Video tersebut menunjukkan tidak jelas apakah pelari tersebut benar-benar melakukan pukulan, meskipun jelas dia berada di sekitar pelat.
Sebuah bola bisbol tergeletak di sarung tangan di rumput. (Gambar Getty)
ALEX RODRIGUEZ ‘TIDAK’ PUNYA ASPIRASI UNTUK MASUK KANTOR DEPAN MLB
Saat Northern Highlands kembali ke ruang istirahat, Mount Olive mengunjungi gundukan tersebut dengan seluruh bagian tengah lapangan, sementara pelatih kepala Northern Highlands Paul Albarella berbicara dengan pemukul berikutnya.
Tampaknya ada kebingungan di pihak Mount Olive, tetapi Zoccollillo, beberapa meter dari garis pelanggaran, memerintahkan pelemparnya untuk turun dari gundukan itu dan melemparkannya ke rumah.
Penangkap menangkap bola dan melangkah pulang, dan wasit memutuskan banding berhasil, memberi Mount Olive kemenangan 3-0.
Pelari yang dimaksud, dan pelatih kepala, berdebat dengan wasit, namun tidak berhasil.
“Dia melompati home plate dan meleset sekitar tiga kaki,” Zoccollillo berkata pada hari Kamis. “Wasit berdiri di sana, dan dia melihatnya. Dia melihatnya. Dan dia melihat semua orang menyentuh home, dan anak itu melompati home plate. Jadi anak kedua terjatuh, dan anak ketiga terjatuh, jadi saya menyebutnya. Semua orang melihatnya. Saya, penonton, semua orang melihat anak itu melompati home plate.”

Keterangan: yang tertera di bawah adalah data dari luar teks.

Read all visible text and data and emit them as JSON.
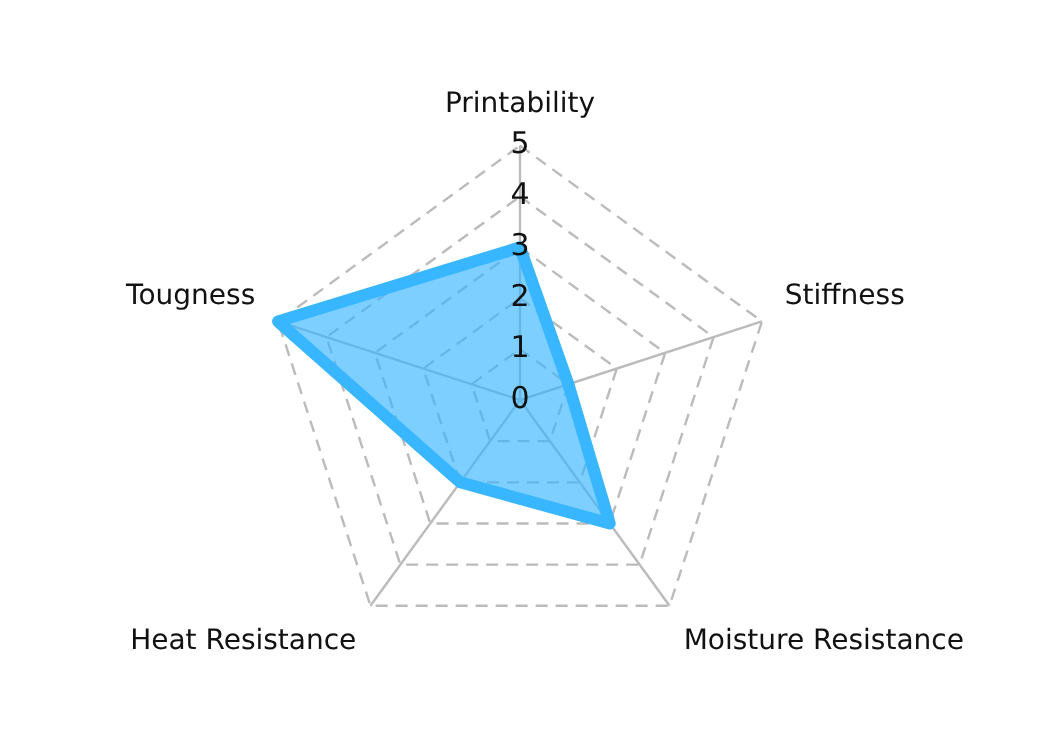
{
  "chart_data": {
    "type": "radar",
    "categories": [
      "Printability",
      "Stiffness",
      "Moisture Resistance",
      "Heat Resistance",
      "Tougness"
    ],
    "series": [
      {
        "color": "#38b6ff",
        "values": [
          3,
          1,
          3,
          2,
          5
        ]
      }
    ],
    "ylim": [
      0,
      5
    ],
    "yticks": [
      0,
      1,
      2,
      3,
      4,
      5
    ],
    "grid": true,
    "legend": false,
    "marker": "none"
  }
}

Ini bukan kontroversi pertama di Asosiasi Atletik Antar Sekolah New Jersey tahun ini. Sekolah Menengah Manasquan mengira mereka telah meraih perjalanan ke kejuaraan negara bagian Grup 2 bola basket putra setelah buzzer beater melawan Camden.

Bola SEC. (Michael Wade/Ikon Sportswire melalui Getty Images)

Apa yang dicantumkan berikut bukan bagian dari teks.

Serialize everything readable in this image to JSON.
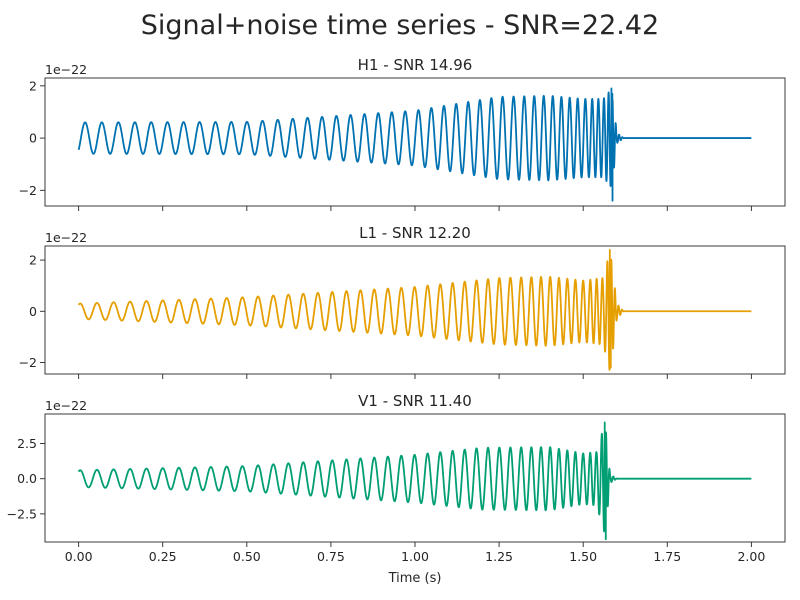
{
  "chart_data": {
    "type": "line",
    "title": "Signal+noise time series - SNR=22.42",
    "xlabel": "Time (s)",
    "xlim": [
      -0.1,
      2.1
    ],
    "xticks": [
      0.0,
      0.25,
      0.5,
      0.75,
      1.0,
      1.25,
      1.5,
      1.75,
      2.0
    ],
    "xtick_labels": [
      "0.00",
      "0.25",
      "0.50",
      "0.75",
      "1.00",
      "1.25",
      "1.50",
      "1.75",
      "2.00"
    ],
    "offset_label": "1e−22",
    "grid": false,
    "panels": [
      {
        "name": "H1",
        "title": "H1 - SNR 14.96",
        "color": "#0072b2",
        "ylim": [
          -2.6,
          2.3
        ],
        "yticks": [
          -2,
          0,
          2
        ],
        "ytick_labels": [
          "−2",
          "0",
          "2"
        ],
        "series": {
          "amplitude_envelope": [
            [
              0.0,
              0.6
            ],
            [
              0.5,
              0.62
            ],
            [
              1.0,
              1.05
            ],
            [
              1.25,
              1.58
            ],
            [
              1.4,
              1.62
            ],
            [
              1.5,
              1.5
            ],
            [
              1.56,
              1.5
            ],
            [
              1.585,
              1.9
            ],
            [
              1.6,
              0.2
            ],
            [
              1.62,
              0.0
            ],
            [
              2.0,
              0.0
            ]
          ],
          "frequency_hz": [
            [
              0.0,
              20.0
            ],
            [
              0.5,
              21.5
            ],
            [
              1.0,
              25.5
            ],
            [
              1.3,
              31.0
            ],
            [
              1.5,
              44.0
            ],
            [
              1.56,
              62.0
            ],
            [
              1.59,
              100.0
            ]
          ],
          "merger_time_s": 1.59,
          "peak_values": [
            1.9,
            -2.4
          ],
          "initial_value": -0.45
        }
      },
      {
        "name": "L1",
        "title": "L1 - SNR 12.20",
        "color": "#e69f00",
        "ylim": [
          -2.45,
          2.55
        ],
        "yticks": [
          -2,
          0,
          2
        ],
        "ytick_labels": [
          "−2",
          "0",
          "2"
        ],
        "series": {
          "amplitude_envelope": [
            [
              0.0,
              0.3
            ],
            [
              0.5,
              0.55
            ],
            [
              1.0,
              0.95
            ],
            [
              1.25,
              1.3
            ],
            [
              1.4,
              1.35
            ],
            [
              1.5,
              1.2
            ],
            [
              1.56,
              1.3
            ],
            [
              1.58,
              2.4
            ],
            [
              1.6,
              0.3
            ],
            [
              1.62,
              0.0
            ],
            [
              2.0,
              0.0
            ]
          ],
          "frequency_hz": [
            [
              0.0,
              20.0
            ],
            [
              0.5,
              21.5
            ],
            [
              1.0,
              25.5
            ],
            [
              1.3,
              31.0
            ],
            [
              1.5,
              44.0
            ],
            [
              1.56,
              62.0
            ],
            [
              1.59,
              100.0
            ]
          ],
          "merger_time_s": 1.585,
          "peak_values": [
            2.4,
            -2.2
          ],
          "initial_value": 0.25
        }
      },
      {
        "name": "V1",
        "title": "V1 - SNR 11.40",
        "color": "#009e73",
        "ylim": [
          -4.5,
          4.6
        ],
        "yticks": [
          -2.5,
          0.0,
          2.5
        ],
        "ytick_labels": [
          "−2.5",
          "0.0",
          "2.5"
        ],
        "series": {
          "amplitude_envelope": [
            [
              0.0,
              0.6
            ],
            [
              0.5,
              0.9
            ],
            [
              1.0,
              1.7
            ],
            [
              1.2,
              2.2
            ],
            [
              1.4,
              2.25
            ],
            [
              1.5,
              1.8
            ],
            [
              1.54,
              1.9
            ],
            [
              1.565,
              4.0
            ],
            [
              1.58,
              0.3
            ],
            [
              1.6,
              0.0
            ],
            [
              2.0,
              0.0
            ]
          ],
          "frequency_hz": [
            [
              0.0,
              20.0
            ],
            [
              0.5,
              21.5
            ],
            [
              1.0,
              25.5
            ],
            [
              1.3,
              31.0
            ],
            [
              1.5,
              44.0
            ],
            [
              1.55,
              62.0
            ],
            [
              1.575,
              100.0
            ]
          ],
          "merger_time_s": 1.57,
          "peak_values": [
            4.0,
            -4.3
          ],
          "initial_value": 0.5
        }
      }
    ]
  }
}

KLIK DI SINI UNTUK MENDAPATKAN APLIKASI FOX NEWS
Namun, meskipun tembakannya jelas tepat pada waktunya, ofisial bangkit setelahnya dan membatalkan keputusan tersebut, memberi Camden kemenangan 46-45. Camden akhirnya memenangkan turnamen negara bagian di Rutgers, dengan dihadiri para pemain Manasquan.
Unggulan ketujuh Mount Olive melaju ke babak kedua, di mana mereka akan menghadapi Ramapo di peringkat 2.
Ikuti Fox News Digital liputan olahraga di Xdan mendaftar buletin Fox News Sports Huddle.